Guest performance of the Nature Theater of Oklahoma from NYC on November 25, 2009, at the HAU3 in Berlin
Away with naturalism! appears to be the current motto in contemporary U.S. theater. Young Jean Lee’s celebrated Shipment utilizes an intricate composition of four parts to trick the audience and push our nose at our own patterns of perception.
Even before the performance of No Dice begins, things get cheap and pompless: the makers of the Nature Theater of Oklahoma, Liška and Copper, give out cheap soda pops and spread fat peanut butter on slices of white bread. Surely there are pragmatic reasons for this as well, because four hours in the theatre are long. The lobby bar of the HAU (unfortunately) remains closed, however, so I suspect there is some conceptual consequence at work here.
The Nature Theater’s dramaturgy in No Dice is a playful set of rules. The production neglects anything like the development of a story or characters. Moreover: we hear several passages twice, while the dialogue is passed on between the actors.
I ask Kelly Copper und Pavol Liška: Why this title?
Pavol: In our previous production, Poetics, we had been working with everyday gestures, which we then selected arbitrarily by means of dice and subsequently choreographed. In No Dice, we developed gestures from the repertory of the melodrama, this time with the help of playing cards, however, using no dice. Hence the title.
In No Dice, there are a few sequences that include actual dancing, to music that is being produced by one of the actors in one instance (in this performance: Jaryd Rychtarik) with his mouth, microphone and multi-track recorder. But for the longest time of these almost four hours, there is no choreography in this piece.
There is a repertory of three times thirteen gestures, some of which describe movement in space; others are physical or mimic gestures. The actors choose spontaneously on stage, which element they use in a given moment.
Where is the dialogue coming from? What is it the actors speak?
We have tried to find the most undramatic material we could think of. We decided to use telephone conversations with the members of the cast or their relatives (Aunt Teresa!), we recorded those and they form the textual basis now.
The actors are wearing earphones. Do they receive their lines via radio?
(Pavol laughing) We couldn’t afford such a thing. No, we are using iPods, everyone had one. Before the entrance, we go 1-2-3 and hit play simultaneously. The actors hear the original telephone recording, here, listen. (He passes me his iPod).
This is what they hear on the stage and repeat themselves? It is very hard to hear or understand.
It takes some practice.
The play mentions an original eleven-hour version in New York City. How did the audience there react to that? Surely there must have been only some four or five people left in the audience at the end?

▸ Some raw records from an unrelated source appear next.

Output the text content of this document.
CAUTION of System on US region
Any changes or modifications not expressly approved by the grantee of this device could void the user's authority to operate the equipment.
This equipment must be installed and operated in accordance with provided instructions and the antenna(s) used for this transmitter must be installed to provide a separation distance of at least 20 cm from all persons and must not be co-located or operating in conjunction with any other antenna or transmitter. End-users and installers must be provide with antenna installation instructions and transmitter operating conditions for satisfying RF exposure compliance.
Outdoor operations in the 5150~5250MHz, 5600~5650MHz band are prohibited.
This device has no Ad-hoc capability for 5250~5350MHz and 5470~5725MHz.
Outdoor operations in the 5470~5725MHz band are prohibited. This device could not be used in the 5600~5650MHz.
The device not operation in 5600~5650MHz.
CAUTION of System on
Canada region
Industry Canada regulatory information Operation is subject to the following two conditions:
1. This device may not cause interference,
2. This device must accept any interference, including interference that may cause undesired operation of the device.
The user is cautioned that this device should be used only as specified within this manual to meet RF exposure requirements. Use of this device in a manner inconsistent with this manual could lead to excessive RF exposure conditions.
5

(Pavol laughing out loud again) There is no eleven-hour original version.
Oh, damn, so that’s just…
– a myth.
So, the entire evening is a puzzle game?
I used to play hockey, I like teamwork with simple rules.

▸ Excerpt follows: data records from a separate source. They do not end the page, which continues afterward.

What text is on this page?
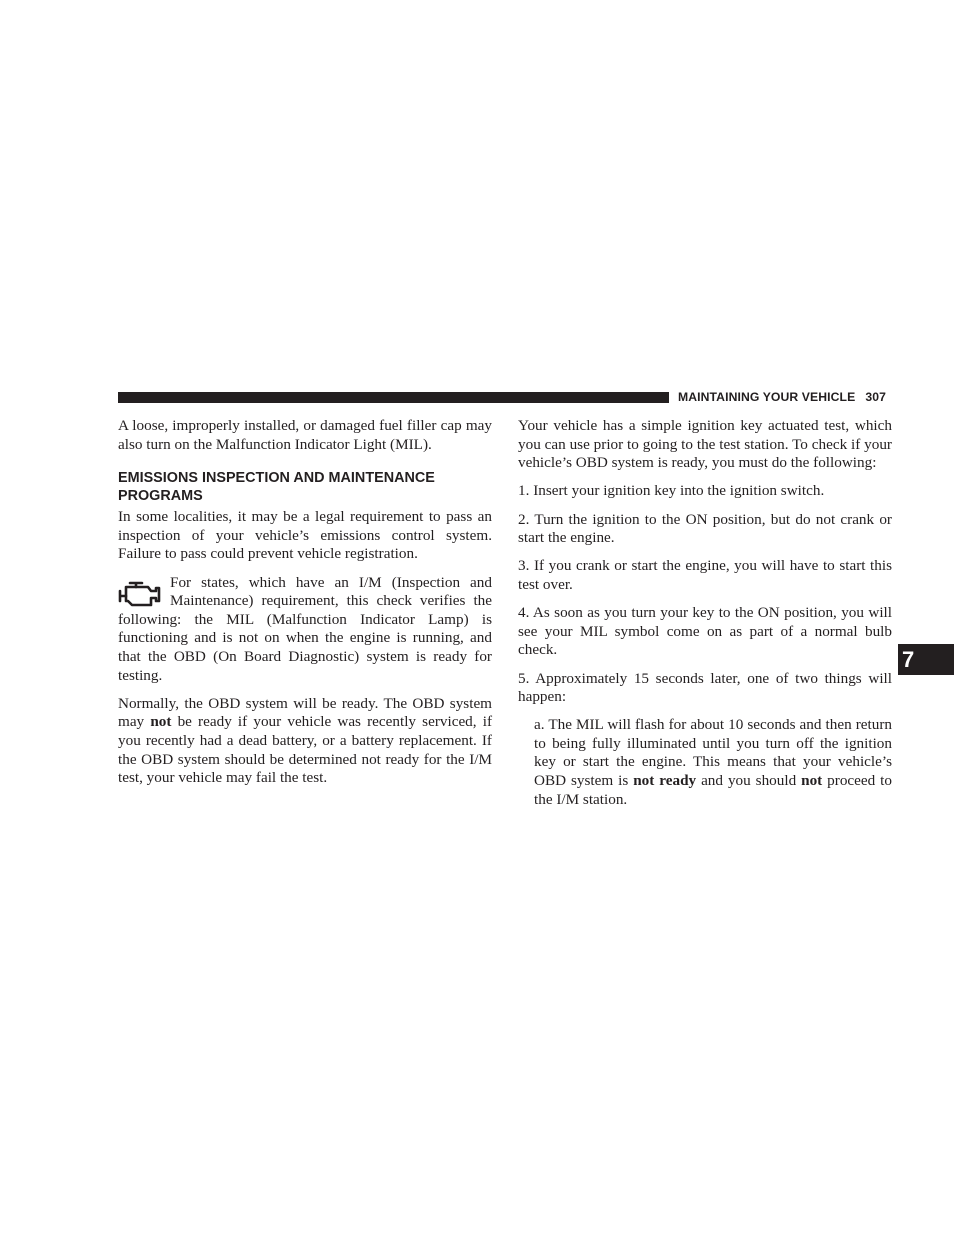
MAINTAINING YOUR VEHICLE 307

A loose, improperly installed, or damaged fuel filler cap may also turn on the Malfunction Indicator Light (MIL).

EMISSIONS INSPECTION AND MAINTENANCE PROGRAMS

In some localities, it may be a legal requirement to pass an inspection of your vehicle’s emissions control system. Failure to pass could prevent vehicle registration.

For states, which have an I/M (Inspection and Maintenance) requirement, this check verifies the following: the MIL (Malfunction Indicator Lamp) is functioning and is not on when the engine is running, and that the OBD (On Board Diagnostic) system is ready for testing.

Normally, the OBD system will be ready. The OBD system may not be ready if your vehicle was recently serviced, if you recently had a dead battery, or a battery replacement. If the OBD system should be determined not ready for the I/M test, your vehicle may fail the test.

Your vehicle has a simple ignition key actuated test, which you can use prior to going to the test station. To check if your vehicle’s OBD system is ready, you must do the following:

1. Insert your ignition key into the ignition switch.

2. Turn the ignition to the ON position, but do not crank or start the engine.

3. If you crank or start the engine, you will have to start this test over.

4. As soon as you turn your key to the ON position, you will see your MIL symbol come on as part of a normal bulb check.

5. Approximately 15 seconds later, one of two things will happen:

a. The MIL will flash for about 10 seconds and then return to being fully illuminated until you turn off the ignition key or start the engine. This means that your vehicle’s OBD system is not ready and you should not proceed to the I/M station.

7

How are you going to continue this kind of work?
We are preparing a piece lasting twenty-four hours next.
There need to be new extremes?
This is going to be an opera. We will need one year to prepare for this.
What will this all lead to?
We will be done with working with recorded telephone conversations. This will be our last research in this direction.
What’s next after that?
Who knows. Something new.
Albeit everyday language, the telephone conversations thematically revolve around the big themes of life: how do I live my life, how will I find my way, who am I? The decision to use gestures of melodrama is therefore anything but arbitrary. Large topics told with large gestures, with a lot of emotion – that is melodrama. The dialogue doesn’t follow the pathetic language of melodrama – that’s just an entertaining stylistic effect.
The four-hours evening ends with a long passage, in which the audio feed that the actors hear throughout the show is turned up so we can hear Aunt Teresa talk about how what she is just saying (and had been saying in earlier conversations) is being used in the production. You are our secret weapon, Aunt Teresa, says Pavol on tape. Meanwhile, the transcript of the original telephone conversation is being projected on the rear set wall, arrows mark the line that is being played to us in that moment, while the text is rolling up like the credits of a movie. We are authentic!, this moment in the production seems to cry out, we pretend nothing, there is nothing hidden behind any façade. Away with illusion. You get what you see. Then the final dance, equally energetic as frenetic – and an abrupt blackout.